I agree with others above, you could consider keeping one or both if they are not causing much trouble and you need the shade/shelter. With a property that size I would consider taking them out at some point and possibly replacing with something edible and of "appropriate" size. It might be possible to get the replacements started first, depending on conditions and layout, or it is always possible to add shelter in other ways. I couldn't live in an "open" yard where we are for many reasons, wind being a big one for me personally so I would make sure I had a plan for shelter before I started cutting.


----------



## Viking (Mar 16, 2009)

Depending on where you live there is the prospect of pine bark beetles killing the tree. When we lived in Colorado I logged beetle killed pine and I ran across a lot of standing dead that were totally dry when I dropped them. Here is S.W. Oregon we are getting some beetle killed pine and it seems to be increasing to a certain extent. On the other hand pine trees generally run a deep tap root that makes them strong against high winds where Douglas fir trees tend to run shallow roots and no tap root I've seen some fall over from winds that were not that strong. The other thing about the pine growing in our area is it just doesn't have enough lumber value as other soft woods and it doesn't burn worth a darn in a wood stove unless it's mixed with hardwoods. To most of us around here this bull pine is like a weed, sugar pine is more valued being not so knotted it makes good furniture.


----------



## eddy_dvyvan (May 8, 2012)

The way i figure it. If you cant eat it then cut it down. Replant a usefull tree that produces something.
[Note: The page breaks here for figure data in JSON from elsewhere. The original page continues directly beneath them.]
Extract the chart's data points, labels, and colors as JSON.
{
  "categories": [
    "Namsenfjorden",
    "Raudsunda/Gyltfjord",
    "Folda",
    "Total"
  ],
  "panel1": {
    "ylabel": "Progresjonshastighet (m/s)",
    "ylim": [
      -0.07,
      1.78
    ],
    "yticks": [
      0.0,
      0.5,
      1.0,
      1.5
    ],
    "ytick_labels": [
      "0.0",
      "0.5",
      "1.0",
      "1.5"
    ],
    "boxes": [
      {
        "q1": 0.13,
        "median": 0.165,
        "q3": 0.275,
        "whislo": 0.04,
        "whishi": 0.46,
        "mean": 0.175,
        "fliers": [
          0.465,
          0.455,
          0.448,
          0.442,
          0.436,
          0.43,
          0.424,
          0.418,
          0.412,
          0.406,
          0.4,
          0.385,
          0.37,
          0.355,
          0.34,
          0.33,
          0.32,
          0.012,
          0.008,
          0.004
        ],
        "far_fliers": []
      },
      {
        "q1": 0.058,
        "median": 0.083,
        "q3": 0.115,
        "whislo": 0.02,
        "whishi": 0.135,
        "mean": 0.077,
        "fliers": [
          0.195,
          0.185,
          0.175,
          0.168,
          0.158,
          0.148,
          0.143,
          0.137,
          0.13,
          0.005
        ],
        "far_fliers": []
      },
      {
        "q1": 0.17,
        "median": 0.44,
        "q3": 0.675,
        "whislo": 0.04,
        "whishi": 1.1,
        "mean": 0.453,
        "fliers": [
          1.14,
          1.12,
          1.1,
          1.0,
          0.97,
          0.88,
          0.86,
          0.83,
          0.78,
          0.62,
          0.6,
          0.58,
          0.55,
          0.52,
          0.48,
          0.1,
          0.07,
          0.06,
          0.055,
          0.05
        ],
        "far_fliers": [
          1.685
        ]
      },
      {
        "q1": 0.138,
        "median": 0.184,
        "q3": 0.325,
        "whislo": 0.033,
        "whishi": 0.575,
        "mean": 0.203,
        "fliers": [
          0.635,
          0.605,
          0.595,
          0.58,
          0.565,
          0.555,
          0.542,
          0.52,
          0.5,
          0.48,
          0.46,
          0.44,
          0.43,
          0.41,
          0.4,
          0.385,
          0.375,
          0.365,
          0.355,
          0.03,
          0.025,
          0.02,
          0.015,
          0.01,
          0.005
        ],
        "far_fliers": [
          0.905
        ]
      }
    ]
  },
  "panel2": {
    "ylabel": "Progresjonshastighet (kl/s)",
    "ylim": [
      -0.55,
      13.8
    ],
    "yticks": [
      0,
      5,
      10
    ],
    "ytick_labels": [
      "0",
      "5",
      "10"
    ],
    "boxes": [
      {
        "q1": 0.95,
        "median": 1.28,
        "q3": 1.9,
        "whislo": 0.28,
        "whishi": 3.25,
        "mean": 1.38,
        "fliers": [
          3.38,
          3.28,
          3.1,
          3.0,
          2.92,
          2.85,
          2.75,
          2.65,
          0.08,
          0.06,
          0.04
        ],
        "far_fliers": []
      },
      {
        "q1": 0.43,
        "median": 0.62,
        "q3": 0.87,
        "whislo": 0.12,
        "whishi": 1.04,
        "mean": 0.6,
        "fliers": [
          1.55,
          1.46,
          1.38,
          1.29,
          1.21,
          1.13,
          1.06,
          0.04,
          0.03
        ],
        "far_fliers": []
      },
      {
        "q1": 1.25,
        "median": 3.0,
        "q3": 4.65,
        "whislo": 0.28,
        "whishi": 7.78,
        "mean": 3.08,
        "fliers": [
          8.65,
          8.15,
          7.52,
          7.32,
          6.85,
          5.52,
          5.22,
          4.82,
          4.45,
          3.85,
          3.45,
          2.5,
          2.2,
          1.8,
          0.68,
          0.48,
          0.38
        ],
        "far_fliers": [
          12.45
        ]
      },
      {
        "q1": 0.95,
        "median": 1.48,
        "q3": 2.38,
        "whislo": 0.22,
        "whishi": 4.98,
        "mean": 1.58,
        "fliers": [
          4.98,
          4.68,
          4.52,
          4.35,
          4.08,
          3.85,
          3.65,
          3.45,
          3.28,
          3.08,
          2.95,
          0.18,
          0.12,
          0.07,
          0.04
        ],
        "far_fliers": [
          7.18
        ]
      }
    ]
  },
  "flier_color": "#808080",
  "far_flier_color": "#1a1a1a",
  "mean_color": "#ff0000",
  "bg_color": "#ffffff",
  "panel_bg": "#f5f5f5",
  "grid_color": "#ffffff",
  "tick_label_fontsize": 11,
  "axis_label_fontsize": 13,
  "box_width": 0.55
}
Its fine to have a nice natural area when your on a few acres but when you have so little land it all needs to be productive as possible.

Just my opinion

Cheers


----------



## piglett (Dec 10, 2010)

hiwall said:


> Another consideration is if you want to sell the property the trees would likely add to the price you could get.


maybe not if they are near the house
pine needles are high acid & will do a number on your roofing shingles
we had a pine that was 42" through at the base
i hired a logger i know to drop it 
i worked it up & took it to the mill
the 23" wide boards from the limbs will make nice flooring 
the butt log is all 2" thick slabs which should make nice coffee tables


----------